Solo il 7% delle persone nel Regno Unito è stato infettato dal coronavirus secondo uno studio

Solo il 7% delle persone nel Regno Unito è stato infettato dal coronavirus, secondo i primi risultati del più grande studio del suo genere in Gran Bretagna. I ricercatori hanno testato il sangue di 20.000 britannici su e giù per il paese alla ricerca di anticorpi contro la malattia. Si è trattato di un test che segnala se  si è avuto il Covid-19 e se lo si è sconfitto. Circa uno su 14 (7,1 per cento) partecipanti si sono dimostrati positivi al virus. I risultati rivelano che il paese è ancora a miglia di distanza dal raggiungimento della cosiddetta “immunità del gregge”, una politica presa in considerazione dai politici all’inizio della crisi.

Si ritiene che Boris Johnson sia dietro alla controversa strategia di marzo, che richiederebbe che il 40% delle persone si infettasse di proposito. L’immunità di gregge si verifica quando così tante persone in una popolazione diventano immuni da una malattia infettiva da impedirne la diffusione. Lo studio suggerisce anche che il virus uccide circa l’1% delle persone che infetta, che è molto più alto dell’influenza stagionale, ad esempio, che ha un tasso di mortalità dello 0,1%.

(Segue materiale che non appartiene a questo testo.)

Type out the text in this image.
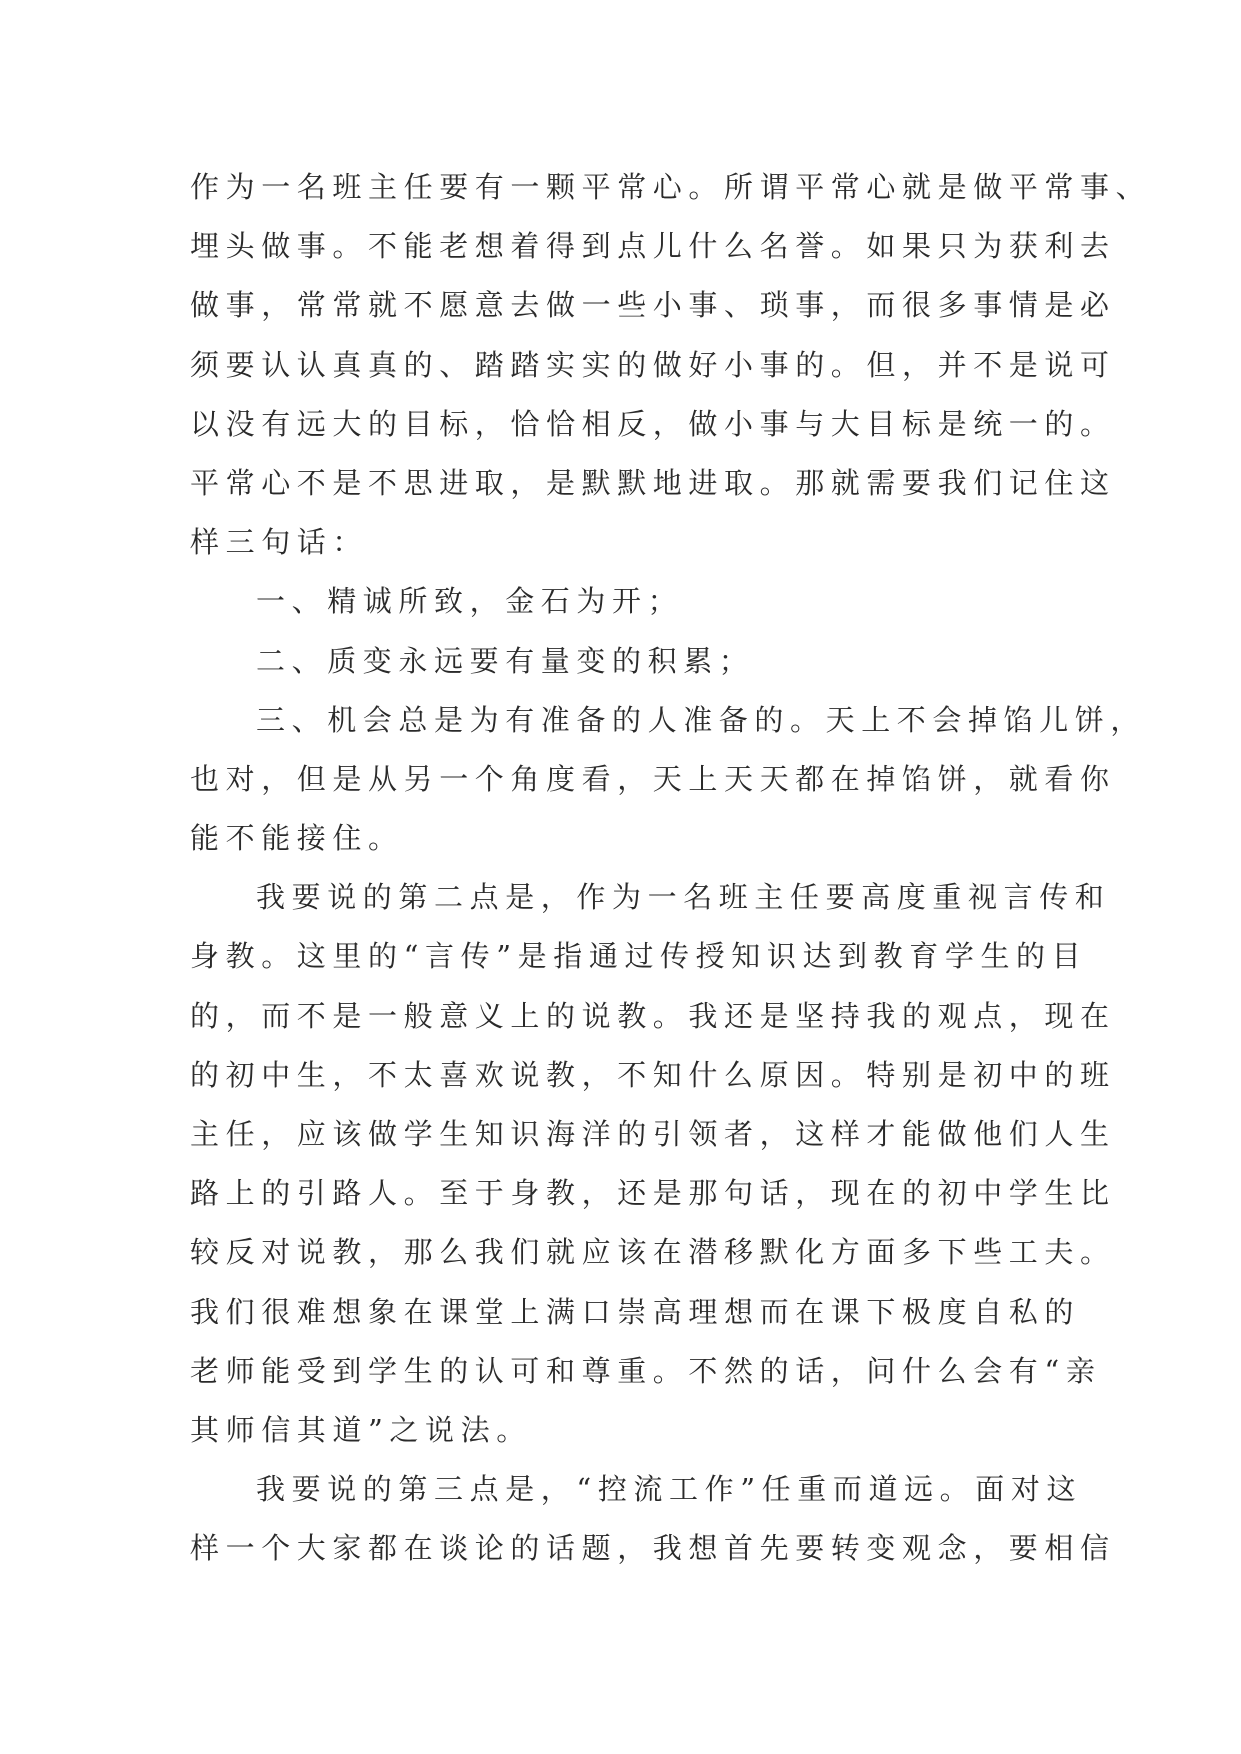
作为一名班主任要有一颗平常心。所谓平常心就是做平常事、
埋头做事。不能老想着得到点儿什么名誉。如果只为获利去
做事，常常就不愿意去做一些小事、琐事，而很多事情是必
须要认认真真的、踏踏实实的做好小事的。但，并不是说可
以没有远大的目标，恰恰相反，做小事与大目标是统一的。
平常心不是不思进取，是默默地进取。那就需要我们记住这
样三句话：
一、精诚所致，金石为开；
二、质变永远要有量变的积累；
三、机会总是为有准备的人准备的。天上不会掉馅儿饼，
也对，但是从另一个角度看，天上天天都在掉馅饼，就看你
能不能接住。
我要说的第二点是，作为一名班主任要高度重视言传和
身教。这里的“言传”是指通过传授知识达到教育学生的目
的，而不是一般意义上的说教。我还是坚持我的观点，现在
的初中生，不太喜欢说教，不知什么原因。特别是初中的班
主任，应该做学生知识海洋的引领者，这样才能做他们人生
路上的引路人。至于身教，还是那句话，现在的初中学生比
较反对说教，那么我们就应该在潜移默化方面多下些工夫。
我们很难想象在课堂上满口崇高理想而在课下极度自私的
老师能受到学生的认可和尊重。不然的话，问什么会有“亲
其师信其道”之说法。
我要说的第三点是，“控流工作”任重而道远。面对这
样一个大家都在谈论的话题，我想首先要转变观念，要相信
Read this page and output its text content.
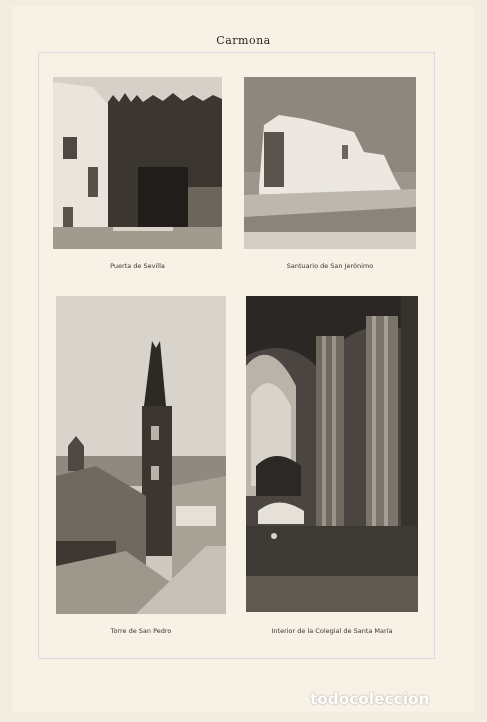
Carmona
Puerta de Sevilla	Santuario de San Jerónimo
Torre de San Pedro	Interior de la Colegial de Santa María
todocoleccion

Il vero tasso di mortalità del virus di Covid-19 è stato per mesi un mistero a causa del numero ufficiale che varia fortemente tra le nazioni a causa di metodi di test incoerenti.  I ricercatori hanno anche riscontrato un’enorme disparità nei tassi di infezione in diverse parti del paese, con le persone a Londra che hanno due volte più probabilità di avere la malattia rispetto a quelle in Scozia o nel sud-ovest dell’Inghilterra.

Lo studio, condotto dalla Biobanca britannica, ha rafforzato la teoria secondo cui le persone di minoranza nera, asiatica ed etnica (BAME) erano colpite in modo sproporzionato dal virus rispetto ai bianchi. I neri (11,3 per cento) avevano quasi il doppio delle probabilità rispetto ai bianchi (6,9 per cento) di essere stati infettati, mentre la malattia ha infettato circa uno su 10 tra gli asiatici.